Use this right logical shift calculator to shift bits right and fill with zeros. Unlike arithmetic shift, this operation does not preserve the sign bit.
Right logical shift calculator
Using the calculator
Enter the number to shift and select an input format: Decimal, Hex, Binary, or Octal. You can also type prefixes directly (0xFF for hex, 0b1010 for binary, or 0o17 for octal) and the tool will auto-detect the format. The positions field is always in decimal.
The result displays in all formats simultaneously: decimal (signed and unsigned), hexadecimal, octal, and a 32-bit binary representation with spaces every 8 bits for readability.

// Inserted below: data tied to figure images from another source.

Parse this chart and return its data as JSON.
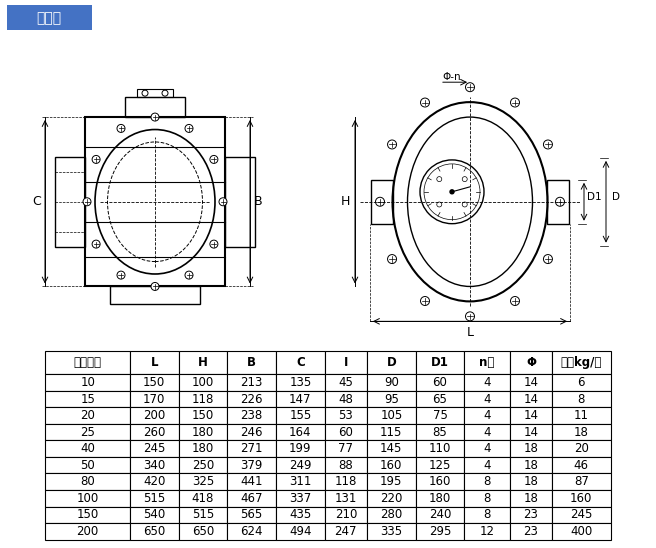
{
  "title": "铸铁型",
  "title_bg": "#4472C4",
  "title_color": "#FFFFFF",
  "table_headers": [
    "公称通径",
    "L",
    "H",
    "B",
    "C",
    "I",
    "D",
    "D1",
    "n个",
    "Φ",
    "重量kg/台"
  ],
  "table_data": [
    [
      10,
      150,
      100,
      213,
      135,
      45,
      90,
      60,
      4,
      14,
      6
    ],
    [
      15,
      170,
      118,
      226,
      147,
      48,
      95,
      65,
      4,
      14,
      8
    ],
    [
      20,
      200,
      150,
      238,
      155,
      53,
      105,
      75,
      4,
      14,
      11
    ],
    [
      25,
      260,
      180,
      246,
      164,
      60,
      115,
      85,
      4,
      14,
      18
    ],
    [
      40,
      245,
      180,
      271,
      199,
      77,
      145,
      110,
      4,
      18,
      20
    ],
    [
      50,
      340,
      250,
      379,
      249,
      88,
      160,
      125,
      4,
      18,
      46
    ],
    [
      80,
      420,
      325,
      441,
      311,
      118,
      195,
      160,
      8,
      18,
      87
    ],
    [
      100,
      515,
      418,
      467,
      337,
      131,
      220,
      180,
      8,
      18,
      160
    ],
    [
      150,
      540,
      515,
      565,
      435,
      210,
      280,
      240,
      8,
      23,
      245
    ],
    [
      200,
      650,
      650,
      624,
      494,
      247,
      335,
      295,
      12,
      23,
      400
    ]
  ],
  "bg_color": "#FFFFFF",
  "table_header_bg": "#FFFFFF",
  "table_row_bg": "#FFFFFF",
  "border_color": "#000000",
  "text_color": "#000000",
  "diagram_bg": "#FFFFFF"
}
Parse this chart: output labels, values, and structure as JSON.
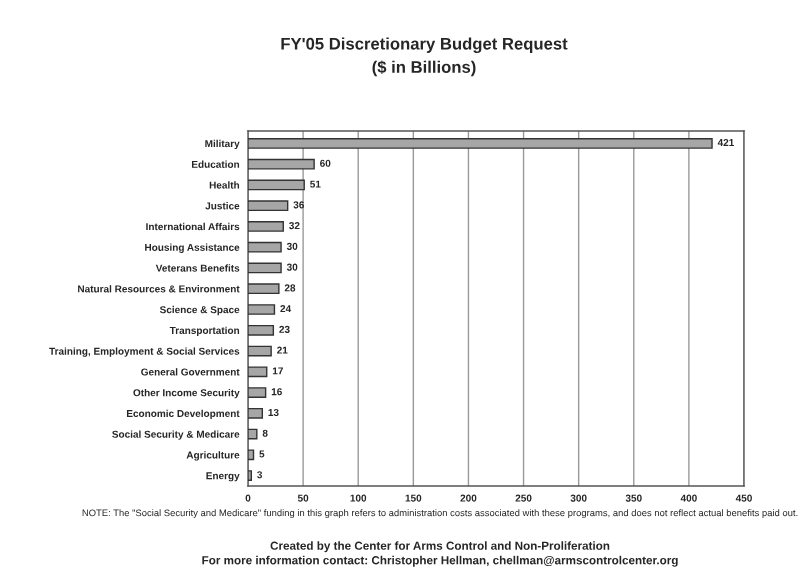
{
  "chart_data": {
    "type": "bar",
    "orientation": "horizontal",
    "title": "FY'05 Discretionary Budget Request",
    "subtitle": "($ in Billions)",
    "categories": [
      "Military",
      "Education",
      "Health",
      "Justice",
      "International Affairs",
      "Housing Assistance",
      "Veterans Benefits",
      "Natural Resources & Environment",
      "Science & Space",
      "Transportation",
      "Training, Employment & Social Services",
      "General Government",
      "Other Income Security",
      "Economic Development",
      "Social Security & Medicare",
      "Agriculture",
      "Energy"
    ],
    "values": [
      421,
      60,
      51,
      36,
      32,
      30,
      30,
      28,
      24,
      23,
      21,
      17,
      16,
      13,
      8,
      5,
      3
    ],
    "color": "#a6a6a6",
    "data_labels": true,
    "grid": "x",
    "xlim": [
      0,
      450
    ],
    "xticks": [
      0,
      50,
      100,
      150,
      200,
      250,
      300,
      350,
      400,
      450
    ],
    "annotations": [
      "NOTE: The \"Social Security and Medicare\" funding in this graph refers to administration costs associated with these programs, and does not reflect actual benefits paid out.",
      "Created by the Center for Arms Control and Non-Proliferation",
      "For more information contact: Christopher Hellman, chellman@armscontrolcenter.org"
    ]
  }
}
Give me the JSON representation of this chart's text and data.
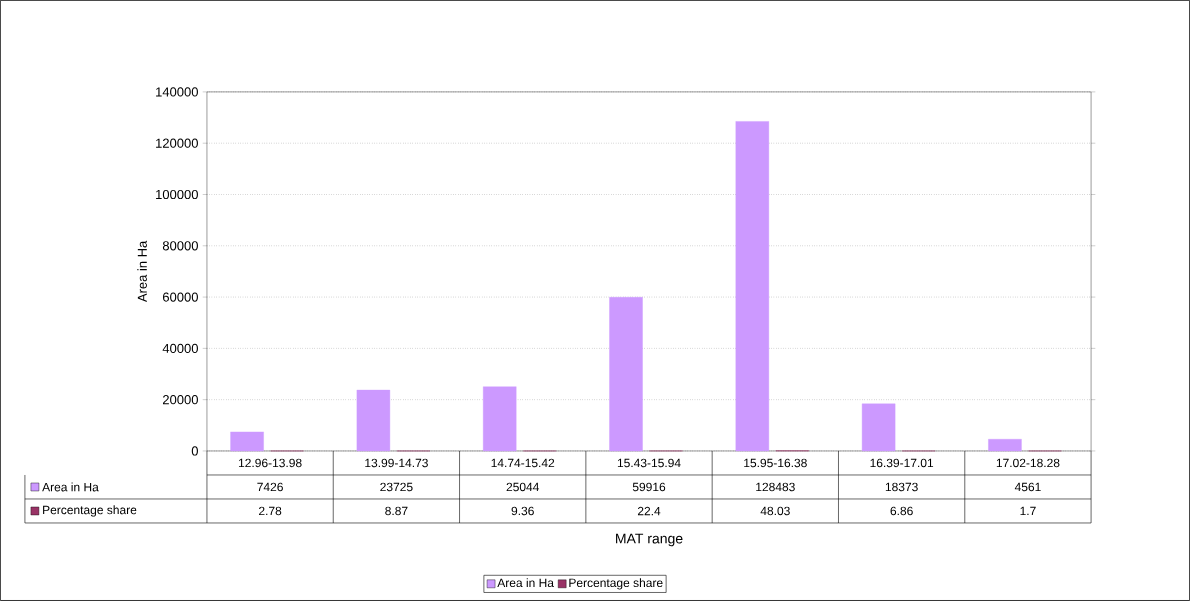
{
  "chart_data": {
    "type": "bar",
    "xlabel": "MAT range",
    "ylabel": "Area in Ha",
    "categories": [
      "12.96-13.98",
      "13.99-14.73",
      "14.74-15.42",
      "15.43-15.94",
      "15.95-16.38",
      "16.39-17.01",
      "17.02-18.28"
    ],
    "series": [
      {
        "name": "Area in Ha",
        "color": "#cc99ff",
        "values": [
          7426,
          23725,
          25044,
          59916,
          128483,
          18373,
          4561
        ]
      },
      {
        "name": "Percentage share",
        "color": "#993366",
        "values": [
          2.78,
          8.87,
          9.36,
          22.4,
          48.03,
          6.86,
          1.7
        ]
      }
    ],
    "ylim": [
      0,
      140000
    ],
    "yticks": [
      0,
      20000,
      40000,
      60000,
      80000,
      100000,
      120000,
      140000
    ],
    "grid": "y",
    "legend": "bottom",
    "data_labels": true
  }
}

How right logical shift works
Right logical shift (>>>) moves all bits to the right by a specified number of positions, always filling the leftmost positions with zeros. This is also called an "unsigned" or "zero-fill" right shift.
The key difference from arithmetic shift: logical shift does not preserve the sign bit. This means negative numbers become large positive numbers after shifting.
Right logical shift examples
Positive number
44 \ggg 2 = 11
For positive numbers, logical and arithmetic shifts produce the same result. Shifting 44 right by 2 positions divides by 4.
Negative number
-44 \ggg 2 = 1073741813
Here is where logical shift differs dramatically. The negative number -44 in two's complement is:
11111111111111111111111111010100
Shifting right and filling with zeros gives:
00111111111111111111111111110101
Which is the large positive number 1,073,741,813.
When to use logical vs arithmetic shift
Use logical shift (>>>) when treating numbers as unsigned bit patterns - common in graphics, cryptography, and low-level byte manipulation. Use arithmetic shift (>>) when you want division by powers of 2 that preserves sign.